1 MARCH 2000
(3) If records of an internal rail inspection are more than 3 years old, a new inspection should be
made before the rehabilitation plan is completed.
(4) All turnouts in the track intended for rehabilitation should receive a thorough inspection, including
operating the points.
(1) Railroad rehabilitation plans will include a condition assessment of the bridges on any line to be
rehabilitated. This assessment may come from the last annual inspection, if that inspection is less than 6
months old. Otherwise, a new condition assessment will be done.

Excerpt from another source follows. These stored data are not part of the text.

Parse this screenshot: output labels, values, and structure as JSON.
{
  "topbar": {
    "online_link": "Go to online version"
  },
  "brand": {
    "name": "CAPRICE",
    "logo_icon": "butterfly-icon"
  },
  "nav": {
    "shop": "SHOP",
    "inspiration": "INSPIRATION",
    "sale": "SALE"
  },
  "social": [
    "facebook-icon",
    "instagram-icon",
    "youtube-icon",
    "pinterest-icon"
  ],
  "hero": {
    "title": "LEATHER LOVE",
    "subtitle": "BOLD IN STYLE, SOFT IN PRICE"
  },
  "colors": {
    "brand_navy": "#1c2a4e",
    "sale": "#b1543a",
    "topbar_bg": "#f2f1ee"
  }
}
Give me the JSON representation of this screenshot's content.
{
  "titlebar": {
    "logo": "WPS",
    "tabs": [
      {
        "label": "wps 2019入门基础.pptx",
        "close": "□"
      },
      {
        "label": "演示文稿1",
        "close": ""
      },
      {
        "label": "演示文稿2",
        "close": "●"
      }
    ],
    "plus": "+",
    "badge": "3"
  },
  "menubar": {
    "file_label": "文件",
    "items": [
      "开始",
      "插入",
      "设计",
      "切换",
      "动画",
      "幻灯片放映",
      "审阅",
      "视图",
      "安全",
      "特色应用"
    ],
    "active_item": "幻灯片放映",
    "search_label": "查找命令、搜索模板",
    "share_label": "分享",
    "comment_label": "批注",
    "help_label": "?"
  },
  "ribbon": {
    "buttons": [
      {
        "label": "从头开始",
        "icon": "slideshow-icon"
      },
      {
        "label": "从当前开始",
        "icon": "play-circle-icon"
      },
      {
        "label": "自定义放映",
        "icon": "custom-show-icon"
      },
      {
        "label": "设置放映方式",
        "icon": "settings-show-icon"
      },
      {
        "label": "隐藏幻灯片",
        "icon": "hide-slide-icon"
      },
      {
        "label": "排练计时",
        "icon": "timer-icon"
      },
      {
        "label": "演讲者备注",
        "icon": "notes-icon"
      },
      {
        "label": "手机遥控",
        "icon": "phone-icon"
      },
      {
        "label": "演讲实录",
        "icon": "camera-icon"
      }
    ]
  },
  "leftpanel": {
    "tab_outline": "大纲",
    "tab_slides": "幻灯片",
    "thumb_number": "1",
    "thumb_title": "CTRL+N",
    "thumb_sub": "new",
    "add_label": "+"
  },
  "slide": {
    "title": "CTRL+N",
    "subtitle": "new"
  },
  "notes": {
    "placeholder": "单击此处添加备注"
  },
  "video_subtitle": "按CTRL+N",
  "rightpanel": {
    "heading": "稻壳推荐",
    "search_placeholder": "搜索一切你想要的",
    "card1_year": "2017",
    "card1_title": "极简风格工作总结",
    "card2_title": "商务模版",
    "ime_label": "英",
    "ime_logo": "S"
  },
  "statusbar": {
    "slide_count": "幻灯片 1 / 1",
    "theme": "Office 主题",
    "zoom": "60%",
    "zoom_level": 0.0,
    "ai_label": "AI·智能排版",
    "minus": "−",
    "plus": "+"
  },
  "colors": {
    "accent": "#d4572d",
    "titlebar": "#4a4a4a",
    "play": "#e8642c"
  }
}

(2) If a triennial inspection is due within 6 months for any bridge on a line to be rehabilitated, the
triennial inspection and load rating (per chapter 5, paragraph 4) will be done as part of the rehabilitation
(3) If the last annual inspection indicates any significant change in condition of a main bridge member
since the previous load rating was done, at least the included span (or spans) of the bridge will be
thoroughly inspected and load rated (per chapter 5, paragraph 4) as part of the rehabilitation plan.
d. Terminal and Support Facilities. The condition of all terminal and support facilities should also be
evaluated. This evaluation may be done and reported separately from the track evaluation.
4. STRUCTURAL EVALUATION.
a. To determine current load carrying capacity, a structural evaluation will be performed for all track,
bridges, loading ramps, and other structures needed for railroad and terminal operations.
b. Track structural evaluation should be done using the computer program described in appendix C.
(1) The load-carrying capability of a railroad line is often determined by the design capacity and
present condition of the bridges along the route.
(2) All bridges that have not been thoroughly inspected and load rated within the previous three years
will be examined and rated by a practicing railroad bridge engineer. The rating will be done in
accordance with the AREMA manual for timber bridges, concrete bridges, and steel bridges.
(3) Most military railroad bridges are of conventional timber design, built to an E60 rating. If these
bridges are in very good condition, this capacity is sufficient for typical military traffic levels, including
handling of 140-ton heavy equipment flatcars.
(4) By the AREMA rating guidelines, the in-service rating for bridges in very good condition may
actually exceed their design rating.
(5) Additional material on bridge design ratings is found in chapter 7, paragraph 2.